The arrival of this fibre optic cable is one of the many pillars that will raise the edifice of this New Seychelles, and provide the opportunities for its development….Its connection to our shores today heralds yet another transformation in our society… new opportunities for e-commerce, faster communication as well as business and technological innovation.”

Mr. Michel recalled that Seychelles had become connected to the world for the first time by a telegraph cable some 120 years ago, when the cable was laid between Zanzibar and Seychelles and Aden, and that since then, the major communications technology developments had all propelled the country into societal change in the way that people lived, learned and conducted business.

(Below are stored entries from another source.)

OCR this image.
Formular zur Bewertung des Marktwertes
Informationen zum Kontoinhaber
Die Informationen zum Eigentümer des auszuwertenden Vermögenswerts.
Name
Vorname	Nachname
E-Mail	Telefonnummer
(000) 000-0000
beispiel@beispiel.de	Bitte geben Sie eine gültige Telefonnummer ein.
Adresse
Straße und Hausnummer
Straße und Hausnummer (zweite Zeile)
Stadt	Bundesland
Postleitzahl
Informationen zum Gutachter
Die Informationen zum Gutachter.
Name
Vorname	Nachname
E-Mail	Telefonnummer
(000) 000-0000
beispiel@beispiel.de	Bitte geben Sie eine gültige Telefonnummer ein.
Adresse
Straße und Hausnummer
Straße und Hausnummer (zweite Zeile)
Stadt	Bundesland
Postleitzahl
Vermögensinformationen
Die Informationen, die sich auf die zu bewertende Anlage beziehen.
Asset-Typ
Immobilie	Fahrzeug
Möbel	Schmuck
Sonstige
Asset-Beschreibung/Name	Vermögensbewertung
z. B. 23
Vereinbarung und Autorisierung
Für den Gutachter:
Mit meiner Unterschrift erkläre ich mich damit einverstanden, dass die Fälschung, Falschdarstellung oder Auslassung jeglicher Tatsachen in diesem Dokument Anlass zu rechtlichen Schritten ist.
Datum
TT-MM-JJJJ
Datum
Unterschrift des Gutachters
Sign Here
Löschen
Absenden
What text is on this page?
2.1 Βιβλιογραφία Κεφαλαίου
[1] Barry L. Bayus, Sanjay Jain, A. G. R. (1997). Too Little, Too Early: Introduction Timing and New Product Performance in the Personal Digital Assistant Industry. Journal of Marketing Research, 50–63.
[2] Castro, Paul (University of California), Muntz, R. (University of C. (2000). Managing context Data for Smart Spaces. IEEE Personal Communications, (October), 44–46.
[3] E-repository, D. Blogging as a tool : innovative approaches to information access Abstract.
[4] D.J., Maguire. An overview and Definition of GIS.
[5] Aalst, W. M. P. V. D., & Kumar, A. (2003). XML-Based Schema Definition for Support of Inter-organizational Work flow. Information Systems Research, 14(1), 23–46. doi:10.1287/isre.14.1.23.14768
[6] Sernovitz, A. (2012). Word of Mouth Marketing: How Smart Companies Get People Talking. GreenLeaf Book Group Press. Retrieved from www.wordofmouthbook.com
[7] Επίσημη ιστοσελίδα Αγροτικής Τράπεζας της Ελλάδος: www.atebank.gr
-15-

“We may be living on islands in the Indian Ocean, a thousand miles away from the closest continent, but our information ‘connectivity’ has assured that we steadily become closer to our neighbours, closer to our far-flung relatives and friends, and just a ‘click’ away from every corner of the earth.”

The new cable will dramatically enhance Seychelles' communications facilities. Already known for its eco-tourism and liberal, non-intrusive financial system, the added resources will greatly expand the country's capacity to provide offshore financial services to the global community.

The cable project, which links Seychelles to Tanzania, is a three-party public private partnership, with the participation of the Government of Seychelles, Cable & Wireless (Seychelles) and Airtel (Seychelles).

The project is costing approximately Euro 27 million to implement and this has been financed through equity from the three shareholders and loans from the European Investment Bank (EIB) and the African Development Bank (AfDB).

The first telegraph cable was laid some 120 years ago between Zanzibar and Seychelles. In 1945 the first radio broadcasts started.